Количество рыцарей по отношению к остальному населению было ничтожно («Аванта», например, приводит число в 2750 рыцарей на всю Францию и Англию вместе взятых, по состоянию на тринадцатый век).
Многотысячные армии тех самых рыцарей присутствуют только в больном воображении людей, насмотревшихся “Властелина колец”. Даже в такой величайшей битве того времени, как битва при Азенкуре, при численности французского войска в более десяти тысяч “лягушатников” количество рыцарей не тянуло и на полторы тысячи благородных лиц. И это ещё по смелым оценкам.

И пусть в войске их был мизер, рыцари являли собою тузы в колоде, самый мощный род войск — бронированную тяжёлую кавалерию, вместе с сержантами составлявшую основу любой средневековой армии.
Гораздо более многочисленная пехота — “простолюдинные” кнехты, как ближнего боя, так и стрелки — в полевом сражении была вспомогательной силой, зато оказывалась очень полезной при штурме повсеместных тогда замков.
Но удар разогнавшегося клина рыцарской кавалерии был самым страшным видом уничтожения вплоть до изобретения огнестрельного оружия и тактики пехотинцев держаться твёрдым строем с выставленными пиками.
Несмотря на то, что фаланга была придумана ещё древними греками и усовершенствована чуть менее древними римлянами, в Тёмные Века недисциплинированные варвары её успешно позабыли (по сути, стена щитов в более-менее приемлемом виде сохранилась только у тех народов Европы, у которых конная дружина так и не смогла окончательно вынести с поля боя пеших ополченцев — на Руси, в Скандинавии и т. п.).
Восстановлена была пикинерская тактика только у шотландцев к четырнадцатому веку. Хитрые чехи в то же время использовали ещё более лобовой вариант — ставить мобильные стенки из телег, нагруженных всяким хламом, снабжённых бойницами для пальбы и скованных цепями. Кавалерийский набег был вынужден распихать своими тушами вагенбург, чтобы добраться до подлой черни.
Известно большое количество битв, где гибло только простонародье. Нет, рыцари тоже рубились, но у этих было не всегда принято убивать друг друга (плохой тон, однако, потрошить собрата, благородного дона), всё больше старались либо оглушать врага, либо брать в плен. Чернь тем более старалась рыцарей не убивать.

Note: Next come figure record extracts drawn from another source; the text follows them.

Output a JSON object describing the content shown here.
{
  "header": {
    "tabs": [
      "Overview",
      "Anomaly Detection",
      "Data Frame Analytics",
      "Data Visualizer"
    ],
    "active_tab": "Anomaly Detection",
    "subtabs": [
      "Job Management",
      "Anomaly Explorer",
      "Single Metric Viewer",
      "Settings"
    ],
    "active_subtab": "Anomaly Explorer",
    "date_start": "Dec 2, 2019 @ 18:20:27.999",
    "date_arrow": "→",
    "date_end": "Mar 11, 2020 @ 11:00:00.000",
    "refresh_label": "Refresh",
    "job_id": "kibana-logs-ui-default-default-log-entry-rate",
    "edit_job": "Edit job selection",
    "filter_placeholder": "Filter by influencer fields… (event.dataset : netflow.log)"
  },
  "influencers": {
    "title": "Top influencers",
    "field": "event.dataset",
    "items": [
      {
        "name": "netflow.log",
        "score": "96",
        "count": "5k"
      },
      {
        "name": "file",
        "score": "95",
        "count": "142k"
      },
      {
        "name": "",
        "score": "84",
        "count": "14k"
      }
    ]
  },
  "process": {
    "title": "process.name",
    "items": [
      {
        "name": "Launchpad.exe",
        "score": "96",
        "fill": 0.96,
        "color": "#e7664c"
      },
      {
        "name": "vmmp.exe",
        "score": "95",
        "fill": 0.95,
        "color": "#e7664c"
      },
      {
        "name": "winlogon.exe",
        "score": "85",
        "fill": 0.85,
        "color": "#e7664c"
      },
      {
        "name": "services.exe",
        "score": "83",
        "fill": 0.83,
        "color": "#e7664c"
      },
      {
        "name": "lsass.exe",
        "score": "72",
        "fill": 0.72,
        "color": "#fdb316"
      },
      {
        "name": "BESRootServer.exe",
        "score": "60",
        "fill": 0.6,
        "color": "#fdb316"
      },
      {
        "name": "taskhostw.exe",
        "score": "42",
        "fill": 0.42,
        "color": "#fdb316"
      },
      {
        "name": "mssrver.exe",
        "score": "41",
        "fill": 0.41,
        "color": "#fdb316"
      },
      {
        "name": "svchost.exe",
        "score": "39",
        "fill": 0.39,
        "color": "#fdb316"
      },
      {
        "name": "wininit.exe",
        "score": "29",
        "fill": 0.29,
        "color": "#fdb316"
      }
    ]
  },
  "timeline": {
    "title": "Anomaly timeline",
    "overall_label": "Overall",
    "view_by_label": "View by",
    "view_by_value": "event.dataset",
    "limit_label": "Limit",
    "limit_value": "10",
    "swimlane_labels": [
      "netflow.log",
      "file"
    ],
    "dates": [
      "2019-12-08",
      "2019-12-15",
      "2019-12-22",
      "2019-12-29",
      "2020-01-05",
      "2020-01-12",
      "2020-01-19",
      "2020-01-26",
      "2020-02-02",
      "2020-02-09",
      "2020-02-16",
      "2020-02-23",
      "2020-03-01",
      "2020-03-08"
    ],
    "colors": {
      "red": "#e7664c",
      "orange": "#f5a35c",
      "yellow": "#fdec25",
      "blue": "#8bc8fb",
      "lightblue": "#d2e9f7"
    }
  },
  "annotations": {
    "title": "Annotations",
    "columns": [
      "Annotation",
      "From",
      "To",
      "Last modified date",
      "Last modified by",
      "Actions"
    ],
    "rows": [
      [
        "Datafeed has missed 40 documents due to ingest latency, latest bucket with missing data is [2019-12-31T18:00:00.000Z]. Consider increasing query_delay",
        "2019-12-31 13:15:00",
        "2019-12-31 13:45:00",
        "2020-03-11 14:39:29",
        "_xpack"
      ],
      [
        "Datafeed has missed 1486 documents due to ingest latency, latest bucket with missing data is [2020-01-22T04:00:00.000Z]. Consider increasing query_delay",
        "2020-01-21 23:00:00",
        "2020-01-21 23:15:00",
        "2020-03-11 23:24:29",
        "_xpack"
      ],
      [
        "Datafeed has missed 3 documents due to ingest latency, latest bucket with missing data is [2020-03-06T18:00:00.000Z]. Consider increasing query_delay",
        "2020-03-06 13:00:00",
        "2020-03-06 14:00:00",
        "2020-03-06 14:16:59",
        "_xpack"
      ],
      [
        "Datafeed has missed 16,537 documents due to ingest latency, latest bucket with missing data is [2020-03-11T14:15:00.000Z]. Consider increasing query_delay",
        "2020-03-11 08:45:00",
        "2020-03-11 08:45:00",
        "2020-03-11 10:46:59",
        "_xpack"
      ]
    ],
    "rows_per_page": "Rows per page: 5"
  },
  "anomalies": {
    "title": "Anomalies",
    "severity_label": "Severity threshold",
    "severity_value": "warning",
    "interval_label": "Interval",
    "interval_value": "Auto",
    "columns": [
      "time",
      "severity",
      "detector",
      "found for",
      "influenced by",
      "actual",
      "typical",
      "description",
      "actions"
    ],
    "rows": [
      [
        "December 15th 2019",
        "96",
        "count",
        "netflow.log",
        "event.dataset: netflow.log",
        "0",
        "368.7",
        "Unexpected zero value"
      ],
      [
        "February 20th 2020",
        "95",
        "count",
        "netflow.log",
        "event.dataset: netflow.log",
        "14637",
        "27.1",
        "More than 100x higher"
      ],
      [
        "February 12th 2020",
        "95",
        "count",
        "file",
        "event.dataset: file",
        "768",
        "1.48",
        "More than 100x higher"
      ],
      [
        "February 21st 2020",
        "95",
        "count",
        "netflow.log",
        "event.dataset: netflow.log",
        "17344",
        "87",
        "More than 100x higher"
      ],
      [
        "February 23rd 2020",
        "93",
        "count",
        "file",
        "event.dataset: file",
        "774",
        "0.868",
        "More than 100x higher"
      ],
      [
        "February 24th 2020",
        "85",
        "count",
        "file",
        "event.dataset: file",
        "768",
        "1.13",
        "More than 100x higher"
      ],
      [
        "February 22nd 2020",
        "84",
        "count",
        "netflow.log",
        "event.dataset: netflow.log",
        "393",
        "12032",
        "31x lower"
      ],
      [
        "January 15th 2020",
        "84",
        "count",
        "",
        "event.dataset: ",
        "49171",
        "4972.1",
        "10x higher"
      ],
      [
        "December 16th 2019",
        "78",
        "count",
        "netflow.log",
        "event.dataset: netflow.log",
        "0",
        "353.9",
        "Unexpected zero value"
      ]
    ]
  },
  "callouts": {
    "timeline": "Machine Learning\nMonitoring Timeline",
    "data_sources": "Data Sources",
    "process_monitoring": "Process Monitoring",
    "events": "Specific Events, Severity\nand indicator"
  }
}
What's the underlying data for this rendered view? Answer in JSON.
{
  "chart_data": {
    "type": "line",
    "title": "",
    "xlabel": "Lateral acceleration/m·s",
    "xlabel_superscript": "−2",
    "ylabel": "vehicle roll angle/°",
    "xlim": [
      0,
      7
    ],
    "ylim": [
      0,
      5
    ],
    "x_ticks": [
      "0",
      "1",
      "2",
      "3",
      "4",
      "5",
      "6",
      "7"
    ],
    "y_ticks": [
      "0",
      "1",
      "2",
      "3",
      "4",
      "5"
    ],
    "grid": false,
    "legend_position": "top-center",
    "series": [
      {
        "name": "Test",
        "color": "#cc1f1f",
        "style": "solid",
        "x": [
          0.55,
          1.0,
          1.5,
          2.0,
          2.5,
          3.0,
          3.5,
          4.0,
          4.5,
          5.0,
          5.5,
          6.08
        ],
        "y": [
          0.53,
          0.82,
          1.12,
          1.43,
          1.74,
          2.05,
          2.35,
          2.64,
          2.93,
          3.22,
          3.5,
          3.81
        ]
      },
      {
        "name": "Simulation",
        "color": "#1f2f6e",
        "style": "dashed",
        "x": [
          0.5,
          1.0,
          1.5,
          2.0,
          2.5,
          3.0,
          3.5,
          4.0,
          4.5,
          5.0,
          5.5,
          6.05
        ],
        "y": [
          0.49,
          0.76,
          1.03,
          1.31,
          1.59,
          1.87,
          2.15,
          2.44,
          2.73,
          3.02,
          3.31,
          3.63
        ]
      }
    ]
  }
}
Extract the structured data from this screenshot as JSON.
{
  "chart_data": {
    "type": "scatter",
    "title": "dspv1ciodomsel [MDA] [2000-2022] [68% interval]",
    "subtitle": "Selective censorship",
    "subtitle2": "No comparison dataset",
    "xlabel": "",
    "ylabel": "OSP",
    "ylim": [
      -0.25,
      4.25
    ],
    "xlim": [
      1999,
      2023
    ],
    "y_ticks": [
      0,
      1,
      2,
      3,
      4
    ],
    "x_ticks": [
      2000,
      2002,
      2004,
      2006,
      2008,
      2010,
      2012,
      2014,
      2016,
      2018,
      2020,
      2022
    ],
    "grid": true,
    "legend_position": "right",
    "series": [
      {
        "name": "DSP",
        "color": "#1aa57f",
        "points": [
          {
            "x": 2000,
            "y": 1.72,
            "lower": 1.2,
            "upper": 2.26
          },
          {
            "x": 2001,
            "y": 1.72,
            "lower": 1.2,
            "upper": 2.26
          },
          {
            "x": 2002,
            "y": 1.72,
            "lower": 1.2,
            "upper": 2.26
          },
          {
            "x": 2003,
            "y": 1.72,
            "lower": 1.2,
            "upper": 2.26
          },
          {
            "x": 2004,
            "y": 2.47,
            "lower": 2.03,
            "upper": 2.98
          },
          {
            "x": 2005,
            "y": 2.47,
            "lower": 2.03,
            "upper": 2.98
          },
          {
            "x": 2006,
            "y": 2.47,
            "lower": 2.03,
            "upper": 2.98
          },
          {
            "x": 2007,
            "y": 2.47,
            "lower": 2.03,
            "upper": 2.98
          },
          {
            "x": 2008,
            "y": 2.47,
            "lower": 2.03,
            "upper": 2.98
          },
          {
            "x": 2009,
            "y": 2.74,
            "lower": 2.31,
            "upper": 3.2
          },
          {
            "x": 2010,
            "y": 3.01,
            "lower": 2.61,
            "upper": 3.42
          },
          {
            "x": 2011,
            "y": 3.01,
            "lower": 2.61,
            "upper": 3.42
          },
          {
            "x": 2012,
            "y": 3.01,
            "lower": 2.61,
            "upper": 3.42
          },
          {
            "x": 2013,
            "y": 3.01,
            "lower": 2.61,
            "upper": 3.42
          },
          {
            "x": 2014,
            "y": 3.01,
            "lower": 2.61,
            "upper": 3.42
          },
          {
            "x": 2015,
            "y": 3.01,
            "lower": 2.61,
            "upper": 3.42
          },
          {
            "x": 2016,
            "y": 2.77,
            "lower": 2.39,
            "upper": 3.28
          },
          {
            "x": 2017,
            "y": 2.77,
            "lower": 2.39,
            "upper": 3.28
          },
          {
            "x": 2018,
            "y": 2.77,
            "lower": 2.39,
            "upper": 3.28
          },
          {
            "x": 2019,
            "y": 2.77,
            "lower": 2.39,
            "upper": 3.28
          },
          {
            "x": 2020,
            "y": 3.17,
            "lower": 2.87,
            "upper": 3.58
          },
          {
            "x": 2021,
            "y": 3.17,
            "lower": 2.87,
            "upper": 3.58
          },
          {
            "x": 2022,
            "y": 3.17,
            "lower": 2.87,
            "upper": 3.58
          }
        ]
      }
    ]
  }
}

Пленников, как упоминалась ранее, не брали только уж в совсем непримиримых холиварах, в случае народных восстаний, да и, в частности, себе-на-уме швейцарцы, не имевшие своих рыцарей и вообще не слишком богатые, чтоб ещё пленных кормить (швейцарский законодательно [!] закреплённый обычай не брать пленных послужил причиной обоюдной взаимной ненависти с рыцарями, а потом и с другими элитными видами войск позднего средневековья).
Ещё одним фактором, сдерживавшим рост количества рыцарей, было крайне низкое количество лошадей, достаточно сильных и выносливых для рыцарских утех. В отличие от железяк, которые могли быть подобраны с трупа либо достаться по наследству, лошадь приходилось растить самому либо покупать за серьезные деньги.
При этом служила она недолго (попробуй потаскай на горбу железного человека да побегай с ним галопом), легко ранилась, ни для каких других дел не годилась. Не случайно путешествовали рыцари обычно на рядовых конягах, а боевой конь отдыхал под попоной.
Последний, но далеко не самый маловажный фактор — социальный. Ближе к веку двенадцатому—тринадцатому благородные доны осознали свою элитарность и кого попало в свои ряды пускать перестали. Да и землицы свободной в Европе уже на всех не хватало, попытки же отобрать её у соседей редко кончались успехом.
Правда, в Испании был распространен особый вид “дворян-нищебродов” — идальго, у которых кроме чувства собственной важности за душой не было совсем ничего. Несколько позднее выпуск их “лицензионных копий” — шляхтичей — наладили и в Польше.

«Крепостной, ставший рыцарем, получит вольную».
В целом, это действительно правда. Но только не при Первом Рейхе (Хайлигеc Рёмишеc Райх, прозванный Наполеоном «не-Священная не-Римская и не-Империя»), там он и дальше оставался крепостным, даже получив заветную приставку «фон», герб и прочие дворянские атрибуты, юридически считаясь крепостным своего сюзерена, и вливаясь в особое странное сословие именуемое Ministeriales — это как примерно мамлюксие султаны и эмиры Египта и Сирии, юридически остававшиеся рабами, даже ставши полноправными монархами.
«Порох положил конец рыцарству».
Очень распространённый миф, который распространялся аж самим дедушкой Энгельсом (желающие могут почитать, например, статьи «Армия» и «Пехота» из пятого тома собрания сочинений). Как и остальные, не имеет с реальностью ничего общего.
Первый «звоночек» прозвенел для рыцарей во времена Столетней войны, когда призывная армия английских йоменов довольно удачно нашпиговывала стрелами французскую элиту.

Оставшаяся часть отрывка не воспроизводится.